Halina: Doceniam sprytny ruch, ale to zdjęcie chyba jest zbyt kompromitujące żeby takie odwrócenie kota ogonem zadziałało. Wy to przegracie.
Ferdek: E tam... Głupoty gadasz... Nasz duet Prezes i V-ce jest niezniszczalny! Niezniszczalny!
SCENA IX
Salon Kiepskich. Ferdek śpi na fotelu. Pukanie.

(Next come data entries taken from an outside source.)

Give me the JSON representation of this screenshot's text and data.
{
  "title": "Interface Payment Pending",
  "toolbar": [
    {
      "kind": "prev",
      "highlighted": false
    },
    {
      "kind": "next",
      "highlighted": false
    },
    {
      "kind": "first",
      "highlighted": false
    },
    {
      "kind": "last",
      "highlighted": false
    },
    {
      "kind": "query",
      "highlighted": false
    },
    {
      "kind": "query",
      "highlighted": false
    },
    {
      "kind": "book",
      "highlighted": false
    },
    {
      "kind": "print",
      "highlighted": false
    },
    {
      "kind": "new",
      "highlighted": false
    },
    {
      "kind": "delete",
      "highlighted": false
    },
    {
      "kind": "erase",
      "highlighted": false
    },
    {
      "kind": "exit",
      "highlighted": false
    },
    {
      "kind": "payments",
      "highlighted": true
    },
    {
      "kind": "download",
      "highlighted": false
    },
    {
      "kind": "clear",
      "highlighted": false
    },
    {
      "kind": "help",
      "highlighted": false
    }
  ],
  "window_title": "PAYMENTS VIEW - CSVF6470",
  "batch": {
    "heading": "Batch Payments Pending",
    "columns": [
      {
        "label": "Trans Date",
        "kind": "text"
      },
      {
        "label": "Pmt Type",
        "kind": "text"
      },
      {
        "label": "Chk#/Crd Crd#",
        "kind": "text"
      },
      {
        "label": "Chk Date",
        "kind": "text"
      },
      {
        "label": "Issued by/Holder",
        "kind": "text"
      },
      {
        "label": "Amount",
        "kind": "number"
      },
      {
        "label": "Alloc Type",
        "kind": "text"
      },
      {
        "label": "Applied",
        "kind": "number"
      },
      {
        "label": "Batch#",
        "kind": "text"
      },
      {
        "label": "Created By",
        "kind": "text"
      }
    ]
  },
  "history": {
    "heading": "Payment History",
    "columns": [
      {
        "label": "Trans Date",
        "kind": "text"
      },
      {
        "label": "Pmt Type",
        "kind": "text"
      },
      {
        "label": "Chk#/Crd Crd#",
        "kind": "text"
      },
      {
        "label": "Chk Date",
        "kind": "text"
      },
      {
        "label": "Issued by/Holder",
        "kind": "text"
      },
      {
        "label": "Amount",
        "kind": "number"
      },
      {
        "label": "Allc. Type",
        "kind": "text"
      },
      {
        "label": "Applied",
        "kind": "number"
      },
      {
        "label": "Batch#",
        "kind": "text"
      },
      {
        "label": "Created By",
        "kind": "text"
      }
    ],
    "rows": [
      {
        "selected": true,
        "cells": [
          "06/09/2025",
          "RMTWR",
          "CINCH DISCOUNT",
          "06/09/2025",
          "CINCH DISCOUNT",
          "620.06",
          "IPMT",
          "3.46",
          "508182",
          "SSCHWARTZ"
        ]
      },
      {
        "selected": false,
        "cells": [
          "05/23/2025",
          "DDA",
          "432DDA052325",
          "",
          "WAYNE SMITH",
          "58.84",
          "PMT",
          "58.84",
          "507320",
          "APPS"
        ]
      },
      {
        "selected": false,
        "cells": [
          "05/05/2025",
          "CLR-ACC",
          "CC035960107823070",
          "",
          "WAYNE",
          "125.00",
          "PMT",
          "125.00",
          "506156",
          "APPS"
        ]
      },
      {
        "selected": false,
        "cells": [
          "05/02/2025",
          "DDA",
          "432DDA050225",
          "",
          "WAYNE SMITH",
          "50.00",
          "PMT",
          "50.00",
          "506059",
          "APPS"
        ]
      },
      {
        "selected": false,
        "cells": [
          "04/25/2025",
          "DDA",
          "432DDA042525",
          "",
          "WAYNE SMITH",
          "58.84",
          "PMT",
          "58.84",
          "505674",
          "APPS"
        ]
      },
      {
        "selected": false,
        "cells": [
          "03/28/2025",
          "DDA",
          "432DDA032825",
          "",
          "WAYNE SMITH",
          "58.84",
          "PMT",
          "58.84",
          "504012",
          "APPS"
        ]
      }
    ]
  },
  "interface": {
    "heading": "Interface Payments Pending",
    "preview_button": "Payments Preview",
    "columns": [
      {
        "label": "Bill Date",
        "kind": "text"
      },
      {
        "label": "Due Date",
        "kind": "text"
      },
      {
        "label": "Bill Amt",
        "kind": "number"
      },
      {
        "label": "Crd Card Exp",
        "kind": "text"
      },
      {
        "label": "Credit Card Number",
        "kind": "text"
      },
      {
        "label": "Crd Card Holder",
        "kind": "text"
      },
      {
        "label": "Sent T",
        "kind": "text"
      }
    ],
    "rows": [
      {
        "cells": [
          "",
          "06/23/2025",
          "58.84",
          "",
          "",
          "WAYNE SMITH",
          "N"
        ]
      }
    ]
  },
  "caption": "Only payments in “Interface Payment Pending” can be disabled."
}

Mariolka: Ojciec! Puka ktoś, a ja nie mam jak otworzyć! Wstawaj!
Ferdek (budzi się): Aaa! Kurde! Co jest?
Mariolka: Puka ktoś!
Ferdek: Śniło mi się, że wygraliśmy z panem Prezesem te wybory...
Mariolka: Już nie żyj przeszłością... Minął miesiąc i po takim wstydzie każdy normalny człowiek by jak najszybciej o tym zapomniał a ty rozpamiętujesz i rozpamiętujesz...
Ferdek: No może coś w tym jest...
Halina: No otwórz te drzwi jełopie!
Ferdek: Otwarte kurde!
Boczek (szarpie za drzwi): A dzisiaj akurat zamknięte, w mordę jeża!
Halina: Otwórz panu Boczkowi, jełopie!
Ferdek: Widzicie... Na coś mi się jednak te wybory przydały... Gdyby w ich wyniku nie nastąpiła pewna kłótnia i pewne wyrzucenie z domu, to ja nie wiem co bym teraz zrobił... V-ce jełopie! V-ce jełopieeee!!! Otwórz no panu Boczkowi!!!
Prezes (wstaje z kanapy, wcześniej kamera go nie obejmowała): Już otwieram, panie prezesie! (otwiera drzwi Boczkowi)
Boczek: O! Pan v-ce jełop! Jakby pan mógł przekazać panu prezesowi, że jakby się jednak namyślił w sprawie tego garnka, to...
Ferdek: Andrzejku, proszę rozpocząć procedurę deratyzacyjną!
Prezes: Tak jest, panie prezesie! (zdejmuje ciupagę ze ściany)
Boczek: AAAAAAAAAAAAAAAA!!!!!!!!!!!!!!